Diffuse gliomas are among the most common tumors of the central nervous system, with high morbidity and mortality and very limited therapeutic possibilities. The diffuse glioma are characterized by significant variability in terms of age at diagnosis, histological and molecular features, classification, ability to transform to a higher grade and/or to disseminate in the brain, response to treatment and patient outcome. One of the main challenges in the management of diffuse gliomas is related to tumor heterogeneity within the same subgroup. Establishing an accurate tumor classification is of paramount importance for selecting personalized therapy or avoiding unnecessary treatment.

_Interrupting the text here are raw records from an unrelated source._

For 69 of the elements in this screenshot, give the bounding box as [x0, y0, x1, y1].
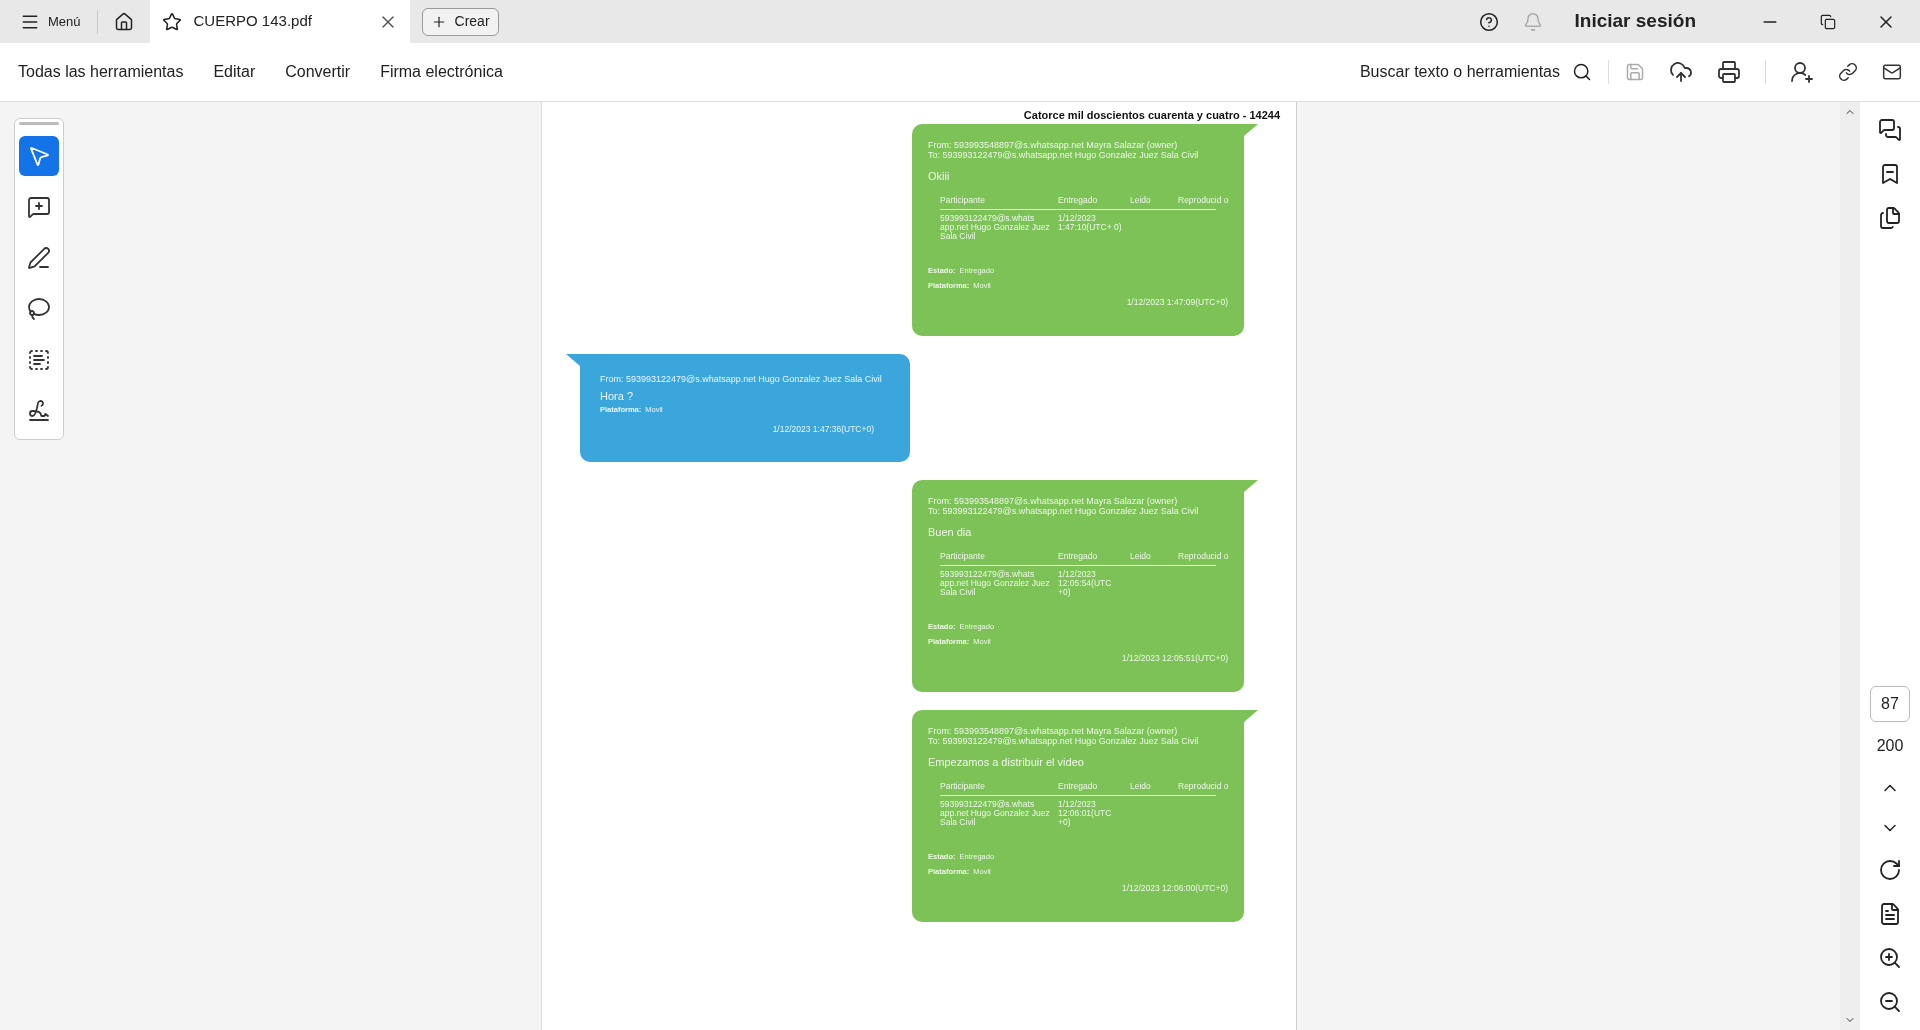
message-text: Hora ?: [600, 388, 635, 404]
toolbar-item[interactable]: Todas las herramientas: [18, 60, 184, 84]
message-timestamp: 1/12/2023 1:47:36(UTC+0): [772, 423, 874, 436]
restore-icon[interactable]: [1820, 13, 1836, 30]
upload-icon[interactable]: [1669, 60, 1693, 84]
column-header: Participante: [940, 196, 986, 205]
scrollbar[interactable]: [1840, 102, 1860, 1030]
zoom-out-icon[interactable]: [1878, 990, 1902, 1014]
sender-line: From: 593993548897@s.whatsapp.net Mayra Salazar (owner): [928, 139, 1179, 150]
page-fit-icon[interactable]: [1878, 902, 1902, 926]
message-timestamp: 1/12/2023 1:47:09(UTC+0): [1126, 295, 1228, 309]
home-icon: [113, 11, 134, 32]
pointer-icon: [27, 144, 51, 168]
column-header: Reproducid o: [1178, 196, 1230, 205]
zoom-in-icon[interactable]: [1878, 946, 1902, 970]
column-header: Leido: [1130, 196, 1152, 205]
column-header: Participante: [940, 782, 986, 791]
sender-line: From: 593993548897@s.whatsapp.net Mayra Salazar (owner): [928, 725, 1179, 736]
table-cell-text: 1/12/2023 1:47:10(UTC+ 0): [1058, 214, 1122, 234]
search-button[interactable]: Buscar texto o herramientas: [1359, 60, 1592, 84]
comments-icon[interactable]: [1878, 118, 1902, 142]
message-timestamp: 1/12/2023 12:05:51(UTC+0): [1121, 651, 1228, 665]
column-header: Leido: [1130, 552, 1152, 561]
message-text: Okiii: [928, 168, 951, 184]
column-header: Entregado: [1058, 552, 1099, 561]
page-number-field[interactable]: 87: [1870, 686, 1910, 722]
user-add-icon[interactable]: [1790, 60, 1814, 84]
pages-icon[interactable]: [1878, 206, 1902, 230]
column-header: Participante: [940, 552, 986, 561]
toolbar-item[interactable]: Editar: [213, 60, 256, 84]
table-cell: 593993122479@s.whats app.net Hugo Gonzalez Juez Sala Civil: [940, 800, 1050, 827]
create-button[interactable]: Crear: [421, 7, 499, 36]
pen-icon: [27, 246, 51, 270]
column-header: Reproducid o: [1178, 552, 1230, 561]
sender-line: From: 593993548897@s.whatsapp.net Mayra Salazar (owner): [928, 495, 1179, 506]
print-icon[interactable]: [1717, 60, 1741, 84]
toolbar-item[interactable]: Convertir: [285, 60, 351, 84]
message-timestamp: 1/12/2023 12:06:00(UTC+0): [1121, 881, 1228, 895]
recipient-line: To: 593993122479@s.whatsapp.net Hugo Gonzalez Juez Sala Civil: [928, 149, 1200, 160]
message-text: Empezamos a distribuir el video: [928, 754, 1085, 770]
signature-icon: [27, 399, 51, 423]
search-icon: [1572, 62, 1592, 82]
sign-in-button[interactable]: Iniciar sesión: [1574, 7, 1696, 36]
mail-icon[interactable]: [1882, 62, 1902, 82]
recipient-line: To: 593993122479@s.whatsapp.net Hugo Gonzalez Juez Sala Civil: [928, 505, 1200, 516]
lasso-icon: [27, 297, 51, 321]
page-header: Catorce mil doscientos cuarenta y cuatro - 14244: [1023, 108, 1280, 123]
text-select-icon: [27, 348, 51, 372]
document-tab[interactable]: CUERPO 143.pdf: [149, 0, 410, 43]
star-icon[interactable]: [161, 11, 182, 32]
table-cell: 593993122479@s.whats app.net Hugo Gonzalez Juez Sala Civil: [940, 570, 1050, 597]
table-cell-text: 1/12/2023 12:06:01(UTC +0): [1058, 800, 1113, 827]
menu-button[interactable]: Menú: [12, 5, 89, 38]
column-header: Leido: [1130, 782, 1152, 791]
toolbar-item[interactable]: Firma electrónica: [380, 60, 503, 84]
recipient-line: To: 593993122479@s.whatsapp.net Hugo Gonzalez Juez Sala Civil: [928, 735, 1200, 746]
page-total: 200: [1876, 736, 1904, 756]
table-cell: 593993122479@s.whats app.net Hugo Gonzalez Juez Sala Civil: [940, 214, 1050, 241]
column-header: Reproducid o: [1178, 782, 1230, 791]
sender-line: From: 593993122479@s.whatsapp.net Hugo Gonzalez Juez Sala Civil: [600, 373, 883, 384]
table-cell-text: 1/12/2023 12:05:54(UTC +0): [1058, 570, 1113, 597]
column-header: Entregado: [1058, 196, 1099, 205]
column-header: Entregado: [1058, 782, 1099, 791]
help-icon[interactable]: [1478, 11, 1499, 32]
message-text: Buen dia: [928, 524, 973, 540]
link-icon[interactable]: [1838, 62, 1858, 82]
rotate-icon[interactable]: [1878, 858, 1902, 882]
comment-add-icon: [27, 195, 51, 219]
tab-title: CUERPO 143.pdf: [193, 11, 313, 32]
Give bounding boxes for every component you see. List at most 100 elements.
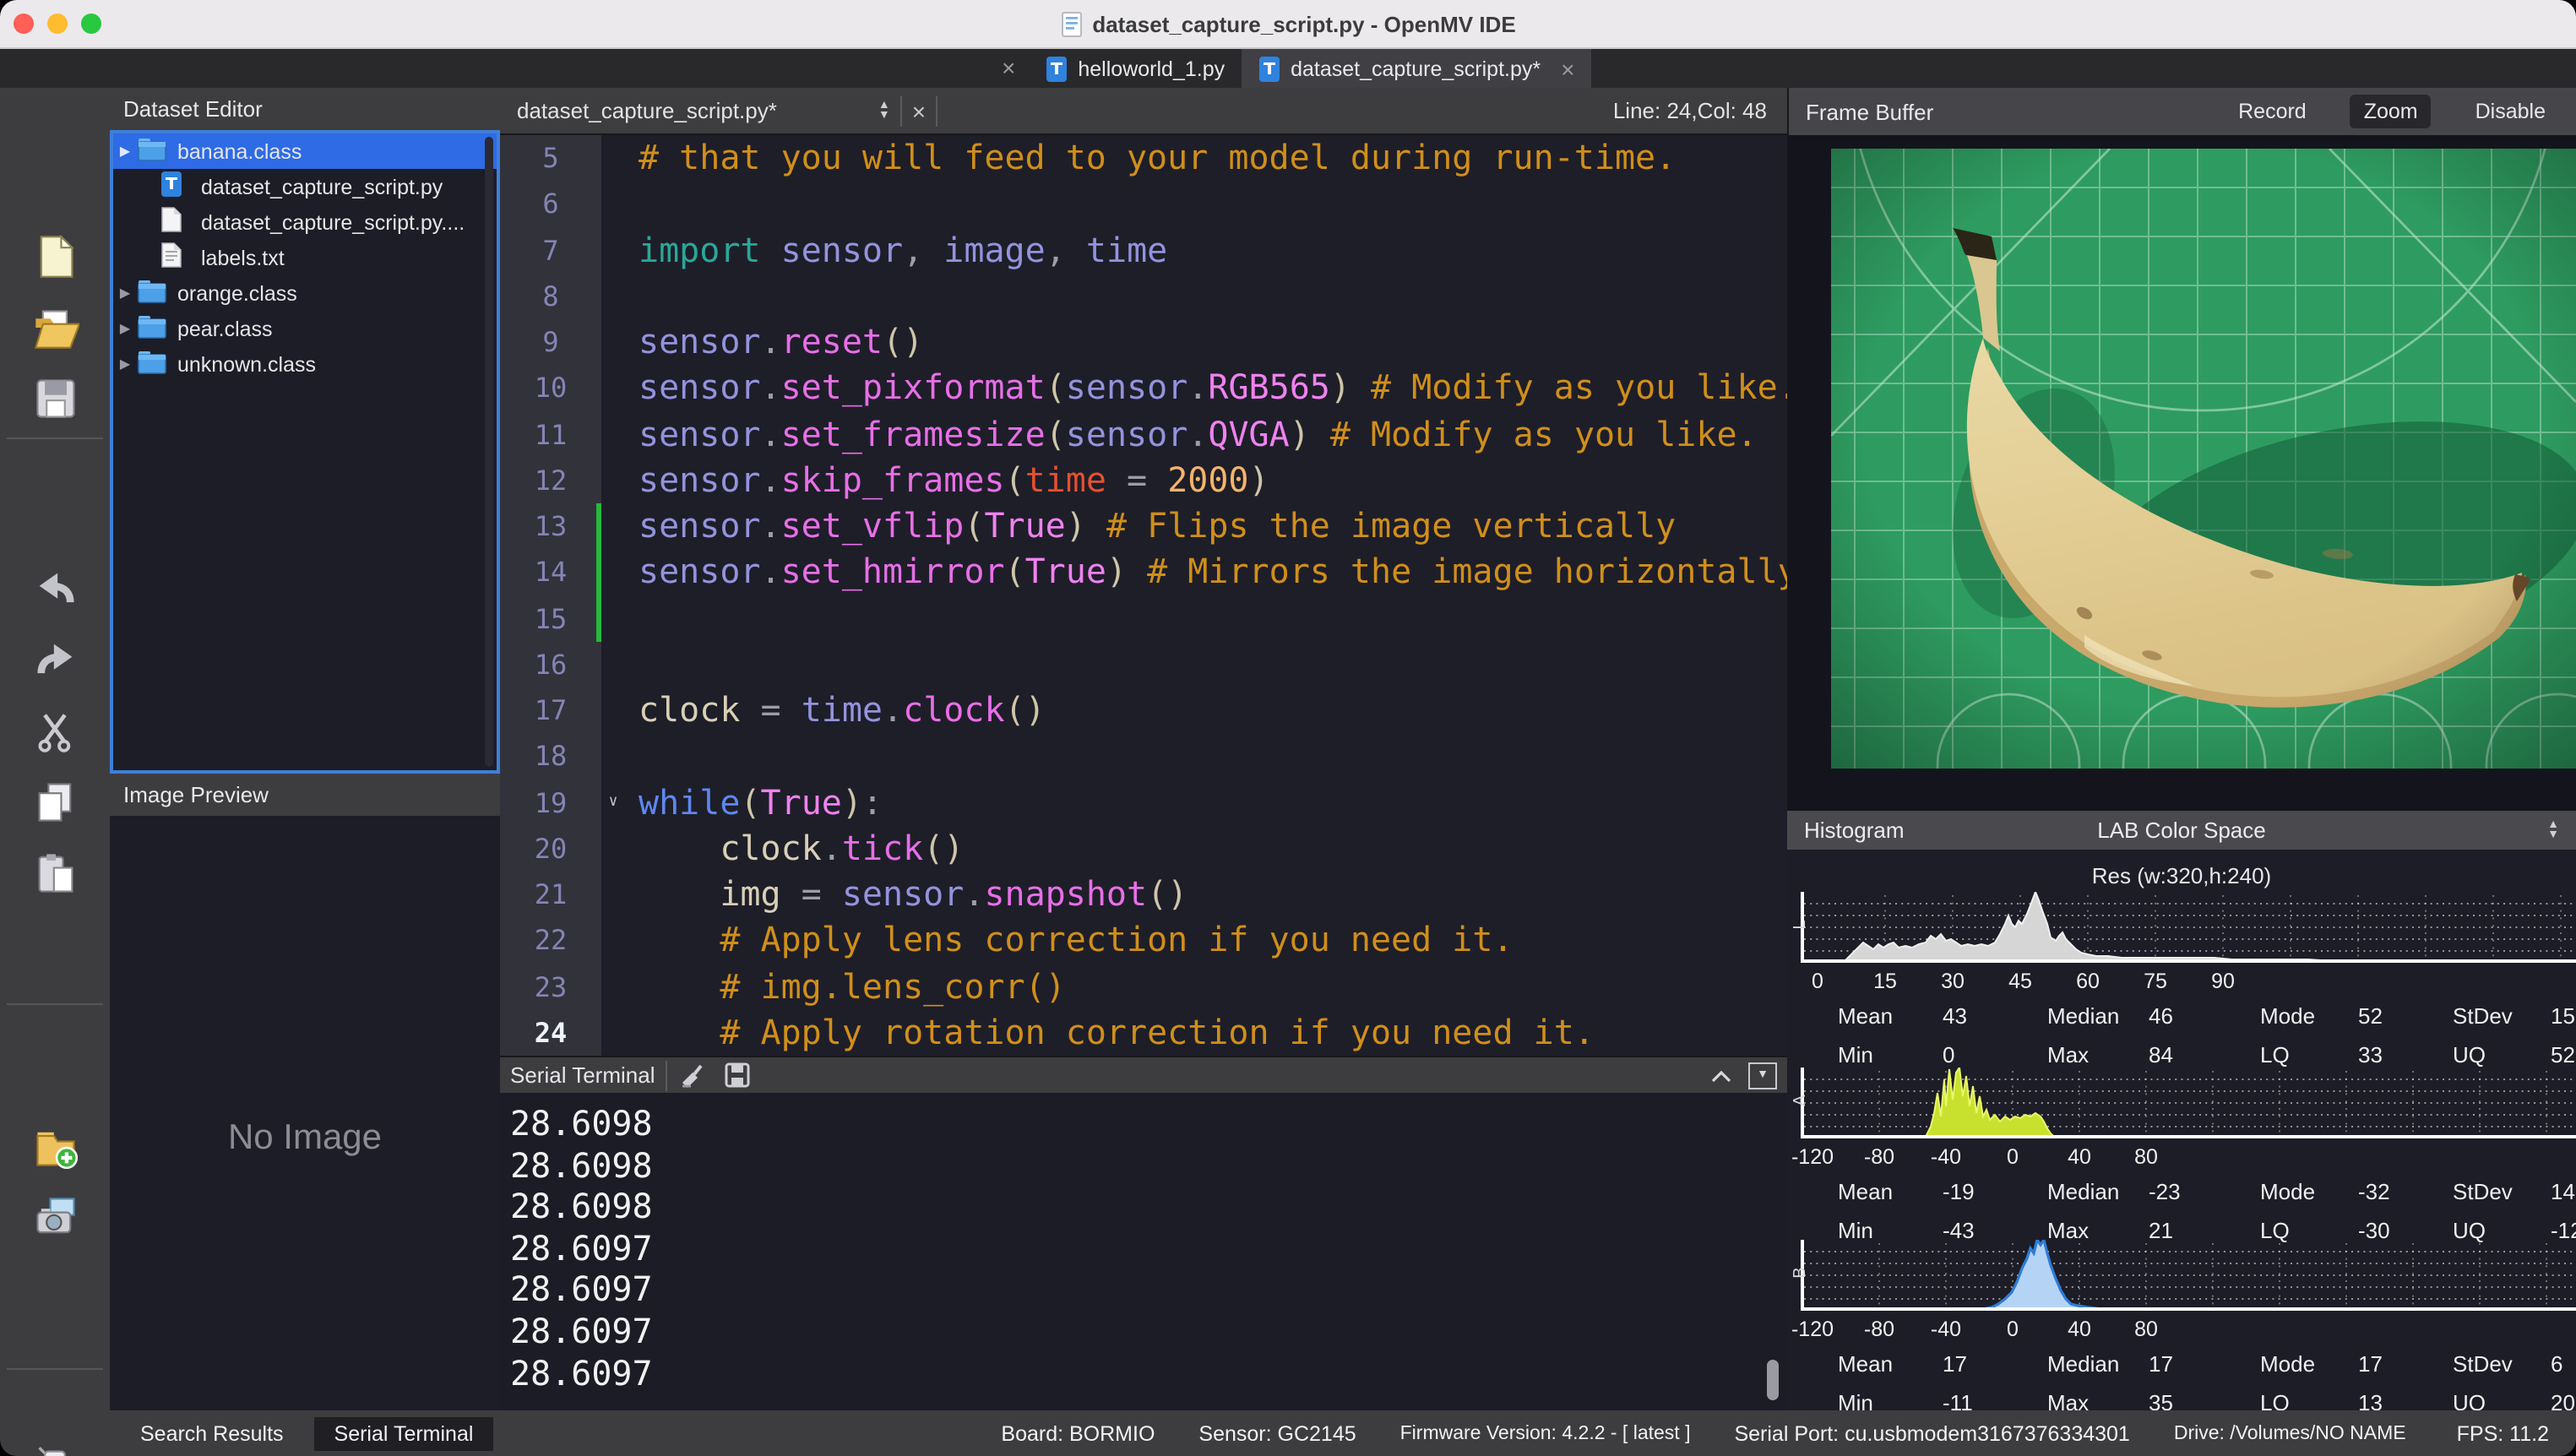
- code-line-6: 6: [500, 182, 1787, 228]
- tree-item-dataset-capture-script-py[interactable]: dataset_capture_script.py: [113, 169, 497, 204]
- code-text: sensor.set_hmirror(True) # Mirrors the i…: [601, 550, 1787, 596]
- close-file-icon[interactable]: ×: [912, 97, 926, 124]
- stat-value: -19: [1943, 1179, 2047, 1204]
- status-firmware[interactable]: Firmware Version: 4.2.2 - [ latest ]: [1400, 1423, 1691, 1443]
- stat-label: Mean: [1838, 1179, 1943, 1204]
- frame-buffer-view[interactable]: [1787, 135, 2576, 811]
- collapse-terminal-icon[interactable]: [1711, 1068, 1731, 1082]
- line-number: 19∨: [500, 780, 601, 826]
- tree-scrollbar[interactable]: [485, 137, 493, 767]
- toolbar-divider: [7, 437, 103, 439]
- axis-ticks-A: -120-80-4004080: [1801, 1145, 2576, 1169]
- fold-marker-icon[interactable]: ∨: [601, 780, 625, 826]
- tree-item-banana-class[interactable]: ▶banana.class: [113, 133, 497, 169]
- line-number: 10: [500, 366, 601, 412]
- status-drive: Drive: /Volumes/NO NAME: [2174, 1423, 2406, 1443]
- copy-icon[interactable]: [31, 779, 79, 826]
- stat-label: Min: [1838, 1042, 1943, 1068]
- terminal-line: 28.6098: [510, 1186, 1787, 1227]
- line-number: 21: [500, 872, 601, 918]
- tick-label: -40: [1931, 1317, 1961, 1341]
- new-class-folder-icon[interactable]: [31, 1123, 79, 1171]
- code-text: sensor.set_vflip(True) # Flips the image…: [601, 503, 1676, 550]
- close-tab-icon[interactable]: ×: [1561, 55, 1574, 82]
- serial-terminal-output[interactable]: 28.609828.609828.609828.609728.609728.60…: [500, 1093, 1787, 1410]
- scroll-to-bottom-button[interactable]: ▼: [1748, 1062, 1777, 1089]
- tab-dataset-capture-script[interactable]: dataset_capture_script.py* ×: [1242, 49, 1591, 88]
- file-selector-spinner-icon[interactable]: ▲▼: [878, 101, 890, 121]
- save-log-icon[interactable]: [725, 1062, 750, 1088]
- stat-label: Median: [2047, 1179, 2149, 1204]
- tick-label: 40: [2068, 1317, 2091, 1341]
- code-line-8: 8: [500, 274, 1787, 320]
- tree-item-dataset-capture-script-py-[interactable]: dataset_capture_script.py....: [113, 204, 497, 240]
- colorspace-select[interactable]: LAB Color Space: [1787, 818, 2576, 843]
- code-line-5: 5# that you will feed to your model duri…: [500, 135, 1787, 182]
- code-line-12: 12sensor.skip_frames(time = 2000): [500, 458, 1787, 504]
- capture-image-icon[interactable]: [31, 1194, 79, 1241]
- new-file-icon[interactable]: [31, 233, 79, 280]
- disclosure-triangle-icon[interactable]: ▶: [113, 144, 137, 159]
- code-line-24: 24 # Apply rotation correction if you ne…: [500, 1010, 1787, 1057]
- line-number: 11: [500, 411, 601, 458]
- code-text: sensor.reset(): [601, 319, 923, 366]
- tree-item-labels-txt[interactable]: labels.txt: [113, 240, 497, 275]
- tab-serial-terminal[interactable]: Serial Terminal: [314, 1416, 494, 1450]
- line-number: 13: [500, 503, 601, 550]
- class-folder-icon: [137, 136, 167, 166]
- tick-label: 15: [1873, 970, 1897, 993]
- camera-frame-banana-image: [1831, 149, 2576, 769]
- window-title: dataset_capture_script.py - OpenMV IDE: [0, 11, 2576, 36]
- disclosure-triangle-icon[interactable]: ▶: [113, 321, 137, 336]
- code-text: # img.lens_corr(): [601, 964, 1066, 1010]
- disclosure-triangle-icon[interactable]: ▶: [113, 356, 137, 372]
- tree-item-unknown-class[interactable]: ▶ unknown.class: [113, 346, 497, 382]
- paste-icon[interactable]: [31, 850, 79, 897]
- histogram-chart-A: A: [1801, 1068, 2576, 1138]
- tick-label: -120: [1791, 1317, 1834, 1341]
- tab-helloworld[interactable]: helloworld_1.py: [1029, 49, 1242, 88]
- toolbar-divider: [7, 1368, 103, 1370]
- line-number: 14: [500, 550, 601, 596]
- openmv-ide-window: dataset_capture_script.py - OpenMV IDE ×…: [0, 0, 2576, 1456]
- code-text: # that you will feed to your model durin…: [601, 135, 1676, 182]
- undo-icon[interactable]: [31, 566, 79, 613]
- close-tab-icon[interactable]: ×: [988, 49, 1029, 88]
- window-title-text: dataset_capture_script.py - OpenMV IDE: [1092, 11, 1515, 36]
- tick-label: 40: [2068, 1145, 2091, 1169]
- change-marker: [596, 595, 601, 642]
- zoom-button[interactable]: Zoom: [2350, 95, 2432, 128]
- open-folder-icon[interactable]: [31, 304, 79, 351]
- cut-icon[interactable]: [31, 708, 79, 755]
- editor-filename: dataset_capture_script.py*: [500, 98, 777, 123]
- stat-value: 6: [2551, 1351, 2564, 1377]
- tree-item-pear-class[interactable]: ▶pear.class: [113, 311, 497, 346]
- tree-item-label: unknown.class: [177, 352, 316, 376]
- tab-label: helloworld_1.py: [1078, 57, 1225, 80]
- axis-ticks-B: -120-80-4004080: [1801, 1317, 2576, 1341]
- stats-row-B-1: Mean17Median17Mode17StDev6: [1838, 1351, 2564, 1377]
- terminal-scrollbar[interactable]: [1767, 1360, 1779, 1400]
- record-button[interactable]: Record: [2225, 95, 2320, 128]
- disclosure-triangle-icon[interactable]: ▶: [113, 285, 137, 301]
- class-folder-icon: [137, 349, 167, 379]
- disable-button[interactable]: Disable: [2462, 95, 2559, 128]
- tick-label: 90: [2211, 970, 2235, 993]
- code-editor[interactable]: 5# that you will feed to your model duri…: [500, 135, 1787, 1056]
- code-text: [601, 274, 639, 320]
- redo-icon[interactable]: [31, 637, 79, 684]
- tab-search-results[interactable]: Search Results: [120, 1416, 304, 1450]
- stat-label: Mode: [2260, 1351, 2358, 1377]
- terminal-line: 28.6098: [510, 1103, 1787, 1144]
- line-number: 18: [500, 734, 601, 780]
- connect-icon[interactable]: [31, 1444, 79, 1456]
- serial-terminal-title: Serial Terminal: [510, 1062, 655, 1088]
- clear-terminal-icon[interactable]: [677, 1062, 708, 1089]
- colorspace-spinner-icon[interactable]: ▲▼: [2547, 820, 2559, 840]
- dataset-editor-title: Dataset Editor: [123, 96, 263, 122]
- image-preview-title: Image Preview: [123, 782, 269, 807]
- tick-label: 80: [2134, 1317, 2158, 1341]
- tree-item-orange-class[interactable]: ▶orange.class: [113, 275, 497, 311]
- save-icon[interactable]: [31, 375, 79, 422]
- status-serial-port: Serial Port: cu.usbmodem3167376334301: [1734, 1421, 2129, 1445]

At present, the main diagnostic methods for detecting gliomas are based on histopathological features and mutation detection. Yet difficulties remain, due to tumor heterogeneity and sampling bias for tumors obtained from small biopsies. In particular, grade 2 (low-grade) and grade 3 (high-grade) gliomas cannot be easily distinguished, as intra-tumoral tumor grade heterogeneity is not uncommon in patients treated with extensive surgical resection. Another challenge in the field of gliomas is longitudinal monitoring of disease progression, which is currently mainly based on repeated brain Magnetic Resonance Imaging (MRI). New tools to detect tumor changes before the onset of imaging changes would be useful. Several genetic, epigenetic, metabolic and immunological profiles have been established for gliomas. Recently, the world of RiboNucleic Acid (RNA) has emerged as a promising area to explore for cancer therapy, especially since the (re)discovery of RNA chemical modifications. To date, more than 150 types of post-transcriptional modifications have been reported on various RNA molecules. This complex landscape of chemical marks embodies a new, invisible code that governs the post-transcriptional fate of RNA: stability, splicing, storage, translation.